Following up on MIchael's comment, if you particularly want to estimate the odds ratio (or relative risk) you can use code like the following after the CAUSALTRT step I showed earlier.

proc sql noprint;
   select stderr**2 as var format=15.12
   into :var1 - :var3
   from ce;
   quit;
data cov;
   keep col:;
   cov=(&var1+&var2-&var3)/2;
   col1=&var1; col2=cov; output;
   col1=cov; col2=&var2; output;
   run;
data ests; 
   set ce;
   where parameter="POM";
   run;
%nlest(inest=ests, incovb=cov, f=b_p1-b_p2, label=Difference of POMs)
%nlest(inest=ests, incovb=cov, f=b_p1/b_p2, label=Rel Risk of POMs)
%nlest(inest=ests, incovb=cov, f=(b_p1/(1-b_p1))/(b_p2/(1-b_p2)), label=Odds Ratio of POMs)

PROC CAUSALTRT requires subjects in both the treatment and control condition and will return an error either group has no subjects. 

The ATE estimate reported by PROC CAUSALTRT is measured on the risk difference scale, that is the potential outcome mean for the treatment condition (POM1) minus the potential outcome mean for the control condition (POM0). Exponentiating this estimate will not give the the effect estimate on the odds ratio scale.
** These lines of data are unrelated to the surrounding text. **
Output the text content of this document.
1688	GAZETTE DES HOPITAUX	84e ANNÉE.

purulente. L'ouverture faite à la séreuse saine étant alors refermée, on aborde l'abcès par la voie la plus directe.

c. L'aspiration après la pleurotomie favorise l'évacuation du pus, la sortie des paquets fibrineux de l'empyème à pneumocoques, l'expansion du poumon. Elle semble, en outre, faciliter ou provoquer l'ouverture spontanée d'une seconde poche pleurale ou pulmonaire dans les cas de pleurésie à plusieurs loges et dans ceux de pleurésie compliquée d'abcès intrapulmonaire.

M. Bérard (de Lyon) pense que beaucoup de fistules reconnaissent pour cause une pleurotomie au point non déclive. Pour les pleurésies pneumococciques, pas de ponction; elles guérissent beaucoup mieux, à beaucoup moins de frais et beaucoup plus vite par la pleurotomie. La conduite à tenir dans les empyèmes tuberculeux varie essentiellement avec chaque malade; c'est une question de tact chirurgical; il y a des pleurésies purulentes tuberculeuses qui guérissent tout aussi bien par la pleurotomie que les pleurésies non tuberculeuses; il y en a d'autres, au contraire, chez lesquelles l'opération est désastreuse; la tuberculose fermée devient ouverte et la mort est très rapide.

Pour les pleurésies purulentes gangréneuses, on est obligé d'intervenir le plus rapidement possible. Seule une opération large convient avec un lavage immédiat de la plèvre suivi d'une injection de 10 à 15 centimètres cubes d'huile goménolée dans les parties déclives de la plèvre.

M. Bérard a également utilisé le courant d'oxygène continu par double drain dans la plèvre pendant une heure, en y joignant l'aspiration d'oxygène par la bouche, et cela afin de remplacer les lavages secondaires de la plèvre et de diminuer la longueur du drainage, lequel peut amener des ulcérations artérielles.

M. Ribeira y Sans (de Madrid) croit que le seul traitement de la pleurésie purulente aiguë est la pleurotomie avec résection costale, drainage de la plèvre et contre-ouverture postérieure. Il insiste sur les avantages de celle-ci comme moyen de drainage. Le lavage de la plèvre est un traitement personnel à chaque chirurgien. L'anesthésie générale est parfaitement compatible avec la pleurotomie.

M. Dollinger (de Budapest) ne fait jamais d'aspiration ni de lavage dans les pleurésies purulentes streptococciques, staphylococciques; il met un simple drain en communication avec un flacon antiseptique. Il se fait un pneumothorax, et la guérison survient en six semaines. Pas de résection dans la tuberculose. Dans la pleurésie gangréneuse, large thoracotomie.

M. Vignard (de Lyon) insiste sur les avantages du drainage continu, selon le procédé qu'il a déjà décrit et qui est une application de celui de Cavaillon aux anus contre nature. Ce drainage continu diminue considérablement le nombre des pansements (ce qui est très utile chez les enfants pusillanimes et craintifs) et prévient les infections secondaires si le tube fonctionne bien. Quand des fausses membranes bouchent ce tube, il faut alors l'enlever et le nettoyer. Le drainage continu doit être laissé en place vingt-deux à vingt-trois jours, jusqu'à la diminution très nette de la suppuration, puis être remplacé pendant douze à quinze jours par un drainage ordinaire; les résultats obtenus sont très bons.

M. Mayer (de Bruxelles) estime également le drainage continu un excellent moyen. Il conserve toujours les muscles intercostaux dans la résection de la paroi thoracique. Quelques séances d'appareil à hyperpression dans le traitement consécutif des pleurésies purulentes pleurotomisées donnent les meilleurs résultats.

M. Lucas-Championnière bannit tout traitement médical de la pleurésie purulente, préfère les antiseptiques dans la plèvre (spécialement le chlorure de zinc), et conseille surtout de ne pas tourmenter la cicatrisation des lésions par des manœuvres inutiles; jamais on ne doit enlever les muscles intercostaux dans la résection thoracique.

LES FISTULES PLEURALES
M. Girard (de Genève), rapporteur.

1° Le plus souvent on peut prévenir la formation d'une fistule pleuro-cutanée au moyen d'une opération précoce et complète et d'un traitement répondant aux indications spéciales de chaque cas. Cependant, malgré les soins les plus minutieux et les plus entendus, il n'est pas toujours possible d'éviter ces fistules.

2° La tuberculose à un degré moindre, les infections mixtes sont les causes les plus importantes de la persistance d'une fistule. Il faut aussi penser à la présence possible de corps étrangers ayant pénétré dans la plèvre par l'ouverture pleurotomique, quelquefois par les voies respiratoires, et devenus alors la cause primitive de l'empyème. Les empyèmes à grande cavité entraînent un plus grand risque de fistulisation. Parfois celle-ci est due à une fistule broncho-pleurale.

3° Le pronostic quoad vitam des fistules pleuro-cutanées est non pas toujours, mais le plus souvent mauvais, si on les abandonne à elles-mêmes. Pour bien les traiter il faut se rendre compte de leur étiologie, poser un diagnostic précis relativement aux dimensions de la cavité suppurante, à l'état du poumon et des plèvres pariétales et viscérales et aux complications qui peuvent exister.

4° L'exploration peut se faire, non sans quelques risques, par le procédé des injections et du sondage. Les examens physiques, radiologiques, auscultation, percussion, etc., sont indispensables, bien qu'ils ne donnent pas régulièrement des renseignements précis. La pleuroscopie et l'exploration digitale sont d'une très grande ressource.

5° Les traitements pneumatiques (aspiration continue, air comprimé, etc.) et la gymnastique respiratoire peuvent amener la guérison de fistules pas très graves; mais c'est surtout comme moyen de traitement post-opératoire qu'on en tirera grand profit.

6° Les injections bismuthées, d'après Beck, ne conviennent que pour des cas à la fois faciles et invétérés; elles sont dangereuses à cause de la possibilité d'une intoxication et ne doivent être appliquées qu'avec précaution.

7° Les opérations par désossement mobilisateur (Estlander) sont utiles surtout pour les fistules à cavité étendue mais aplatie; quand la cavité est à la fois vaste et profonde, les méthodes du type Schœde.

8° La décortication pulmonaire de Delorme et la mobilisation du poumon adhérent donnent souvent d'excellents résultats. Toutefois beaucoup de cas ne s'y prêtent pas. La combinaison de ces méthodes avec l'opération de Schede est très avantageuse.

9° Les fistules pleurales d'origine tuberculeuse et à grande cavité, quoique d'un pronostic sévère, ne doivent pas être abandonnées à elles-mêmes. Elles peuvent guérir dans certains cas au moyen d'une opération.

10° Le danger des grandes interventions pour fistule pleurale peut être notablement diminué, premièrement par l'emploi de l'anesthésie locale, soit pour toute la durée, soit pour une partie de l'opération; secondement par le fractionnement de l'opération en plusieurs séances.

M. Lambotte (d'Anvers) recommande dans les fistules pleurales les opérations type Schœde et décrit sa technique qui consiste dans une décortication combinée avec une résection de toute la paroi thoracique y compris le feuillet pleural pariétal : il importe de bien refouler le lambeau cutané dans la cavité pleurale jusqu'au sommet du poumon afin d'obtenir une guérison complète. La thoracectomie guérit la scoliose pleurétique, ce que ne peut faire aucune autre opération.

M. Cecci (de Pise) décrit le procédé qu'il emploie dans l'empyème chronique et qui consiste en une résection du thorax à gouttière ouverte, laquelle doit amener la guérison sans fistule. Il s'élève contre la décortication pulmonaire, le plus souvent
Instead what you can do is use the potential outcome mean estimates that are reported to compute the odds ratio, i.e. (POM1*(1-POM0) )/ (POM0 * (1-POM1) ). To compute confidence limits for this estimate you could apply the delta method. The Analysis of Causal Effects table reports estimates for the standard deviation of POM1 and POM2 and you can obtain the estimate for their covariance by using the identity VAR(ATE)=VAR(POM1 - POM0 ) = VAR(POM1) + VAR(POM0)- 2*COVAR(POM1, POM2).